L’infirmière est tombée à la renverse. C’est le matin, des clochent sonnent, on en jurerait. Peut-être les cloches sonnent, peut-être c’est dimanche. Elle est abasourdie, l’infirmière, par ce qu’elle a vu. Et par ce qu’elle n’a pas vu : elle n’a pas vu Ziad Zerdoumi, le lieutenant de police tombé dans la démence. Elle a vu autre chose. Qu’elle va revoir. Ou elle a eu la berlue (tous les jours on a la berlue, pense l’infirmière, on fait tous les jours comme si on ne voyait pas ce qu’on voit et l’infirmière qui pense des choses comme ça à propos de la berlue ne se relève pas parce qu’elle sait que si elle a eu la berlue c’est une berlue du genre film d’horreur et si elle ne l’a pas eue, c’est pire). Elle regarde le lit où était hier Ziad Zerdoumi le lieutenant. Il n’y est pas. Certes il n’y est pas. La montagne de livres d’hier a disparu. Certes. Mais ce n’est pas un lit vide. C’est un lit copieusement rempli. Une très vieille dame l’occupe.

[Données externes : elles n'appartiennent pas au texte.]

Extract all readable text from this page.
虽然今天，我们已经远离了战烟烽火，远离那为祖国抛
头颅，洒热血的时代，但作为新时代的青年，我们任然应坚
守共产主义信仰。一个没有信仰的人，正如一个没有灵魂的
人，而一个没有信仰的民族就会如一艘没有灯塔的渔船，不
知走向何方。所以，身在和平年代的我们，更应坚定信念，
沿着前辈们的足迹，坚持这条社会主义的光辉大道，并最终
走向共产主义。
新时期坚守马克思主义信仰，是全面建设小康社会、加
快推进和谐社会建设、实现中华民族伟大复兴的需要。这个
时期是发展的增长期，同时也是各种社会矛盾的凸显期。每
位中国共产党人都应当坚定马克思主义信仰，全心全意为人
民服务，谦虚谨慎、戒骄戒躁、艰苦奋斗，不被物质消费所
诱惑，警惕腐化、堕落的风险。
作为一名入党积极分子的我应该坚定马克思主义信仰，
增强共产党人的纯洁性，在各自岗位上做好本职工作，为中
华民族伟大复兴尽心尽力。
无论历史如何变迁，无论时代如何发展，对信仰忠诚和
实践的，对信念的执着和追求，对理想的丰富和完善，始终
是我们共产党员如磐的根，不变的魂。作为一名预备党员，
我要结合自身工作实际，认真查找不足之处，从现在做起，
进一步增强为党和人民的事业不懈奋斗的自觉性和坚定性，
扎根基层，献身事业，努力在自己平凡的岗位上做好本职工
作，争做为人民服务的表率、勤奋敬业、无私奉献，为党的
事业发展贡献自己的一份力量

Ziad lisait. La nuit était tombée. Au matin des cloches ont sonné. C’est un dimanche. Le jeune lieutenant s’est volatilisé. Á sa place est une très vieille dame qui n’a pas l’air plus malade que l’infirmière renversée. La très vieille dame apparue est énorme et a les joues roses. Tout est copieux ce matin. La très vieille dame copieuse est triomphante. La langue dans laquelle elle s’exprime (avec une aisance surprenante pour quelqu’un dans sa situation), eh bien c’est une langue inconnue. On dirait que ça va être fastidieux de trouver une explication rationnelle à la transmutation extraordinaire de Ziad Zerdoumi en quelque chose comme son arrière-grand-mère. Genre et temps et personne bousculés. Reste le lieu, un lit.
Restait le lit.
Les soignants soignent. Il reste un lit, une extraordinaire vieille non-malade l’occupe dont il faudra trouver que faire. Par où s’est glissé la vieille dans la nuit, par où a filé le lieutenant, combien d’années a connues la vieille et combien de pays. Après tout ça ne concerne pas les soignants qui soignent et on peut lever le menton au ciel, se prendre les tempes dans les mains, refuser fort visiblement de croire au prodige et n’en agir pas moins comme il faut qu’on agisse.